The new plant at Sweetwater may be a sign that the US wallboard market is picking up again. Georgia-Pacific has invested some serious money and it is targeting Texas, a leading area for construction nationally. However, it does come with a few caveats. Firstly, the new plant at Sweetwater is replacing existing capacity at Quanah. Secondly, it is using some of the advantages of the existing plant such as its trucks and its proximity to its customers. This suggests that the company may be wary of building a new plant in a greenfield location with all the potential risks that might involve.
US wallboard sales have regularly peaked and troughed over the decades, like many other commodity markets, as demand and production capacity race each other. Sales of wallboard peaked around the year 2000 and then again in the mid 2000s before tailing off following the 2007 recession. They have been recovering ever since and started to get close to the levels seen in the first half of the 2000s in 2022 when the United States Geological Survey (USGS) reported wallboard sales of 2.6Bnm2.

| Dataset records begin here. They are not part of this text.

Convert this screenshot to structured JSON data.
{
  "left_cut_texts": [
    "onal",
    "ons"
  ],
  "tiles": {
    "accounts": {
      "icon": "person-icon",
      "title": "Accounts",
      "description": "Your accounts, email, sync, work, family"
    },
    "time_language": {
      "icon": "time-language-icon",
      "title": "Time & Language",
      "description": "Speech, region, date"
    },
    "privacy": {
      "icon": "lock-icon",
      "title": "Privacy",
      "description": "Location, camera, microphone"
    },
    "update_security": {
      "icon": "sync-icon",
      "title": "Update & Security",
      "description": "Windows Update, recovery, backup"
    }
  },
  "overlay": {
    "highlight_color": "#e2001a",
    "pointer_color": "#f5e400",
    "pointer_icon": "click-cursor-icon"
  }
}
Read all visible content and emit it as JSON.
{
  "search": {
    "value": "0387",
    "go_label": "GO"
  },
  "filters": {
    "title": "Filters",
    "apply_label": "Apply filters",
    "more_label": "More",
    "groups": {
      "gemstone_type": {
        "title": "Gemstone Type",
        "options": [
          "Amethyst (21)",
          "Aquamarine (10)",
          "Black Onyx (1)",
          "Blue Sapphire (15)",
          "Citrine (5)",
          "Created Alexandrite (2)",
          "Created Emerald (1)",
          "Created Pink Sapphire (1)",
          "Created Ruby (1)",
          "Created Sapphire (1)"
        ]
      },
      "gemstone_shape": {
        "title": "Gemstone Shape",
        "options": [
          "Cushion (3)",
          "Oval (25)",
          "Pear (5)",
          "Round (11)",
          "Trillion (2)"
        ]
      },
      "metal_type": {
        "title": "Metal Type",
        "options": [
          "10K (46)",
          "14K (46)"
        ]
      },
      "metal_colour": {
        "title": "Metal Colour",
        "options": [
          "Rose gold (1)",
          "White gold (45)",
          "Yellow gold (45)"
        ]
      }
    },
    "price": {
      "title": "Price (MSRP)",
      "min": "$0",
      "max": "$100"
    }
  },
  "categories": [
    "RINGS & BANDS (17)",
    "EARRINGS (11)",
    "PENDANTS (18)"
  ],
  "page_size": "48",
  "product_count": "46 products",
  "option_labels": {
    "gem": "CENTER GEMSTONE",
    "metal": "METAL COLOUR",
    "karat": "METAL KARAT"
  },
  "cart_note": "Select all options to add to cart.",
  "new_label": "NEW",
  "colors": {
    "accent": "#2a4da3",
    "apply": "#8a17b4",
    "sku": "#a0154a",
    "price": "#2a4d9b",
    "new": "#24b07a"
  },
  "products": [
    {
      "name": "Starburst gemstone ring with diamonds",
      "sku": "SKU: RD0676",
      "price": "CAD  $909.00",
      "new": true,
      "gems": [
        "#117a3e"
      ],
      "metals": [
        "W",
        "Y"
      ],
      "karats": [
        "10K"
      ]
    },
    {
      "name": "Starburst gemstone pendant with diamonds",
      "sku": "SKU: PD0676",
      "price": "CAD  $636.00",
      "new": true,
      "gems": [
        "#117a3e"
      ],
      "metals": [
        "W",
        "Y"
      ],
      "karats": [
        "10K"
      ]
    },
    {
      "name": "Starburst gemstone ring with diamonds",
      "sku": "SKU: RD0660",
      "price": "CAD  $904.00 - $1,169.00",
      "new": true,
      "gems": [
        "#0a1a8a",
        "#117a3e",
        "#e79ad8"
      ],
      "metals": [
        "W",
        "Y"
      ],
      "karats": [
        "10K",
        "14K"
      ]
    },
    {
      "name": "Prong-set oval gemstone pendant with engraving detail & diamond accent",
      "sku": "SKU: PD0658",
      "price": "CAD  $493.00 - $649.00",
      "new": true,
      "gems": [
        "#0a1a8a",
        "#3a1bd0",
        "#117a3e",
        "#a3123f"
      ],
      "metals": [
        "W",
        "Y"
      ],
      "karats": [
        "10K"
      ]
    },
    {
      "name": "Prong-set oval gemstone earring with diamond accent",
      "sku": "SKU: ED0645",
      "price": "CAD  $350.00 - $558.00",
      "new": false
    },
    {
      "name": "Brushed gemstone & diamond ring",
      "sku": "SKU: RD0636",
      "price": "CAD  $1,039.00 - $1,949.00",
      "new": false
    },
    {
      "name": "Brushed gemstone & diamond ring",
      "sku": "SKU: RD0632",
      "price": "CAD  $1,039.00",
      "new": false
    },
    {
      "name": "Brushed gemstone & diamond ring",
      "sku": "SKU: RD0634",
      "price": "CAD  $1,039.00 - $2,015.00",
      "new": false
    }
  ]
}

Generally, the last tranche of new wallboard plants in the US were built or approved in the late 2000s before the financial downturn. These new sites included CertainTeed’s Roxboro plant in North Carolina and the Moundsville plant in West Virginia, Gold Bond Building Products’ Mount Holly plant in North Carolina and American Gypsum’s Georgetown plant in South Carolina. From this point though various plants were either closed or mothballed. Some of the latter have been restarted as the market slowly recovered. New plant projects in the 2010s tended to be upgrades or replacements. One example of this was USG’s plan to rebuild a production line at its Jacksonville plant in Florida, which was announced in late 2017 before Knauf took over the company in 2018. Another was National Gypsum’s scheme to reopen its Wilmington plant in North Carolina in 2019. At the same time in the 2010s there were a number of mergers and acquisitions including Lafarge’s sale of its gypsum business in North America in 2013, Knauf’s takeover of USG in 2019 and Saint-Gobain’s acquisition of Continental Building Products in 2020.
When Georgia-Pacific started building the new plant at Sweetwater in 2020 this marked the start of a new phase of US wallboard plant projects. American Gypsum announced plans for an upgrade to its Albuquerque gypsum wallboard plant in 2021, Gold Bond Building Products started building its long-delayed Eloy plant in Arizona in 2022 and it said it was spending US$90m on an upgrade to its Mount Holly gypsum wallboard plant in North Carolina in 2023, and CertainTeed revealed it wanted to build a second production line at its Palatka gypsum wallboard plant in Florida also in 2023.
Congratulations are due to Georgia-Pacific for the achievement at Sweetwater. Optimism for the US market in general may also be in order given the slow but steady stream of projects that have been announced and completed since 2020. The next step, when a company builds a new wallboard plant at a greenfield site in the US, looks set to happen when Gold Bond Building Products completes its Eloy plant.